Date of this Version
Published in Natural Hazards 94 (2018), pp 777–800.
The increasing occurrence of extreme weather and climate events raised concerns in regard to hazard mitigation and climate adaptation. Local municipal planning mechanisms play a fundamental role in increasing a community’s capacity toward long-term resiliency. This study employs the content analysis method to evaluate the 95 selected cities located in the US Federal Emergency Management Agency Region VII and examine how these local plans, including local comprehensive plans (CPs), hazard mitigation plans (HMPs), and local emergency operations plans (EOPs), prepare communities for climate change and possible extreme events.
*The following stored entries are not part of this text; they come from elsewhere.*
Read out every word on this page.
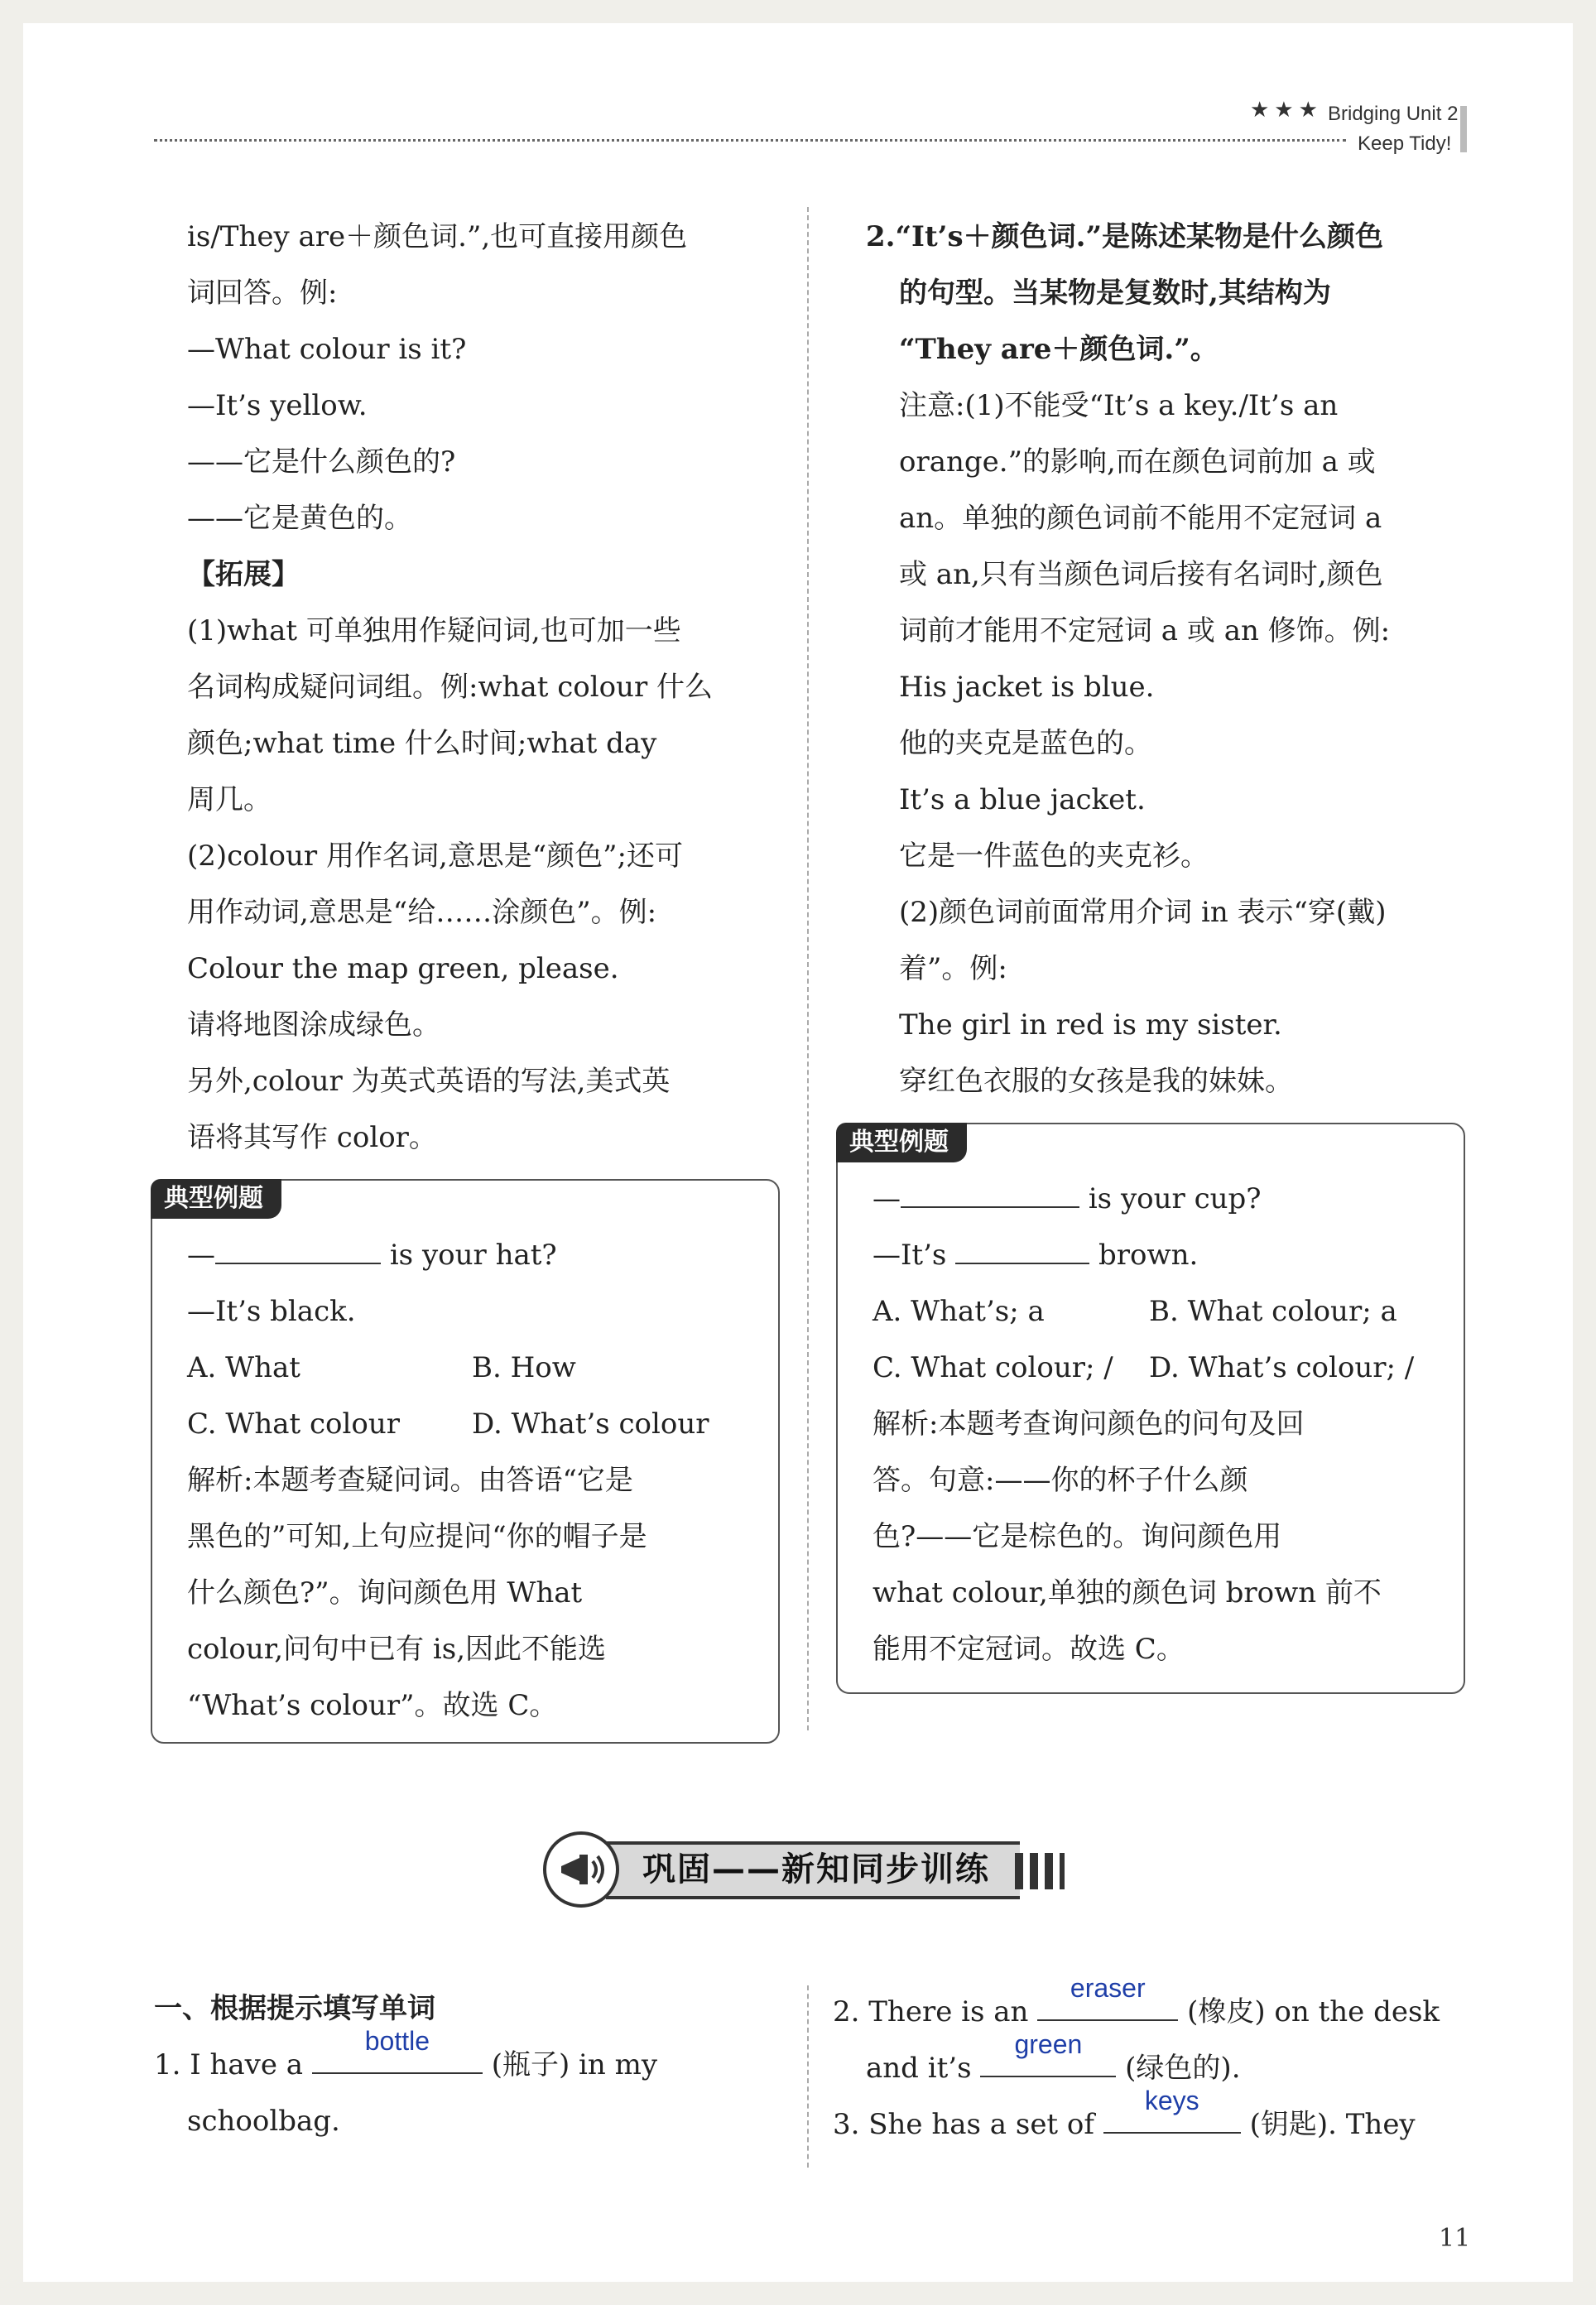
★★★ Bridging Unit 2
Keep Tidy!
is/They are＋颜色词.”,也可直接用颜色
词回答。例:
—What colour is it?
—It’s yellow.
——它是什么颜色的?
——它是黄色的。
【拓展】
(1)what 可单独用作疑问词,也可加一些
名词构成疑问词组。例:what colour 什么
颜色;what time 什么时间;what day
周几。
(2)colour 用作名词,意思是“颜色”;还可
用作动词,意思是“给……涂颜色”。例:
Colour the map green, please.
请将地图涂成绿色。
另外,colour 为英式英语的写法,美式英
语将其写作 color。
典型例题
—	is your hat?
—It’s black.
A. What	B. How
C. What colour	D. What’s colour
解析:本题考查疑问词。由答语“它是
黑色的”可知,上句应提问“你的帽子是
什么颜色?”。询问颜色用 What
colour,问句中已有 is,因此不能选
“What’s colour”。故选 C。
2.“It’s＋颜色词.”是陈述某物是什么颜色
的句型。当某物是复数时,其结构为
“They are＋颜色词.”。
注意:(1)不能受“It’s a key./It’s an
orange.”的影响,而在颜色词前加 a 或
an。单独的颜色词前不能用不定冠词 a
或 an,只有当颜色词后接有名词时,颜色
词前才能用不定冠词 a 或 an 修饰。例:
His jacket is blue.
他的夹克是蓝色的。
It’s a blue jacket.
它是一件蓝色的夹克衫。
(2)颜色词前面常用介词 in 表示“穿(戴)
着”。例:
The girl in red is my sister.
穿红色衣服的女孩是我的妹妹。
典型例题
—	is your cup?
—It’s	brown.
A. What’s; a	B. What colour; a
C. What colour; / D. What’s colour; /
解析:本题考查询问颜色的问句及回
答。句意:——你的杯子什么颜
色?——它是棕色的。询问颜色用
what colour,单独的颜色词 brown 前不
能用不定冠词。故选 C。
巩固——新知同步训练
一、根据提示填写单词
1. I have a
bottle
(瓶子) in my
schoolbag.
2. There is an
eraser
(橡皮) on the desk
and it’s
green
(绿色的).
3. She has a set of
keys
(钥匙). They
11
Results indicate that local plans delineated multiple resources and diverse strategies to reduce community climatic risks, where HMPs have medium-level preparation, and CPs and EOPs have limited level preparation. Local HMPs lead in mitigating for impacts from potential extreme events, but both local CPs and EOPs are proactively adapted for climatic risks. Common strengths and weaknesses exist between different planning mechanisms. Large variations exist among plans due to varying jurisdictions among cities. However, the plans score similarly overall—higher on strategies and factual base but are short of clear and detailed goals, objectives, and agendas. Finally, despite the diverse vertical and horizontal outreach, there is inadequate integration among local planning mechanisms to share climate hazard information.